Re: THE joke threads (part 5)
Posted: 16 Apr 2017, 01:05
by nychammer
Nala?
Re: THE joke threads (part 5)
Posted: 16 Apr 2017, 01:02
by Gavros
"Anagram of alan, penners son? Take a few minutes."
Re: THE joke threads (part 5)
Posted: 16 Apr 2017, 00:38
by LondonE3
penners28 12:28 Sun Apr 16 are all bailiffs as fucking thick as you?
Re: THE joke threads (part 5)
Posted: 16 Apr 2017, 00:28
by penners28
Read that over and over and still dont get it...
Re: THE joke threads (part 5)
Posted: 16 Apr 2017, 00:22
by Mirkwood
"""Dad, how comes my sister is called Teresa?"" ""Because your mum loves Easter, and its an anagram of Easter."" ""Thanks dad."" ""No problem Alan."""

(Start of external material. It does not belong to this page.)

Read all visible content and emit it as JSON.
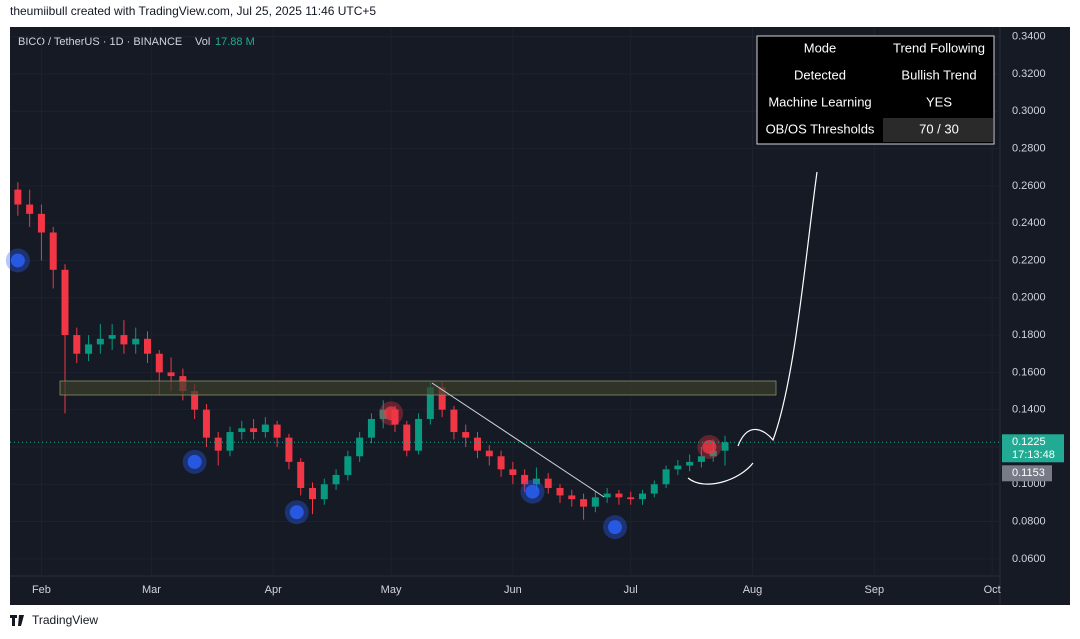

Re: THE joke threads (part 5)
Posted: 13 Apr 2017, 12:45
by ted fenton
Russ :-)
Re: THE joke threads (part 5)
Posted: 13 Apr 2017, 12:22
by Russ of the BML
"2 blokes playing golf. Both on the green with one bloke head down ready to putt. Just as he is about to putt a hearse drives past on the nearby road. He stops his putt, stands up, takes off his cap and bows his head. As the hearse drives off into the distance he then returns to his putt and rolls it in. The other bloke says to him ""You know, that was very respectful what you did there"". To which the bloke replies ""Well, I was married to her for 30 years""."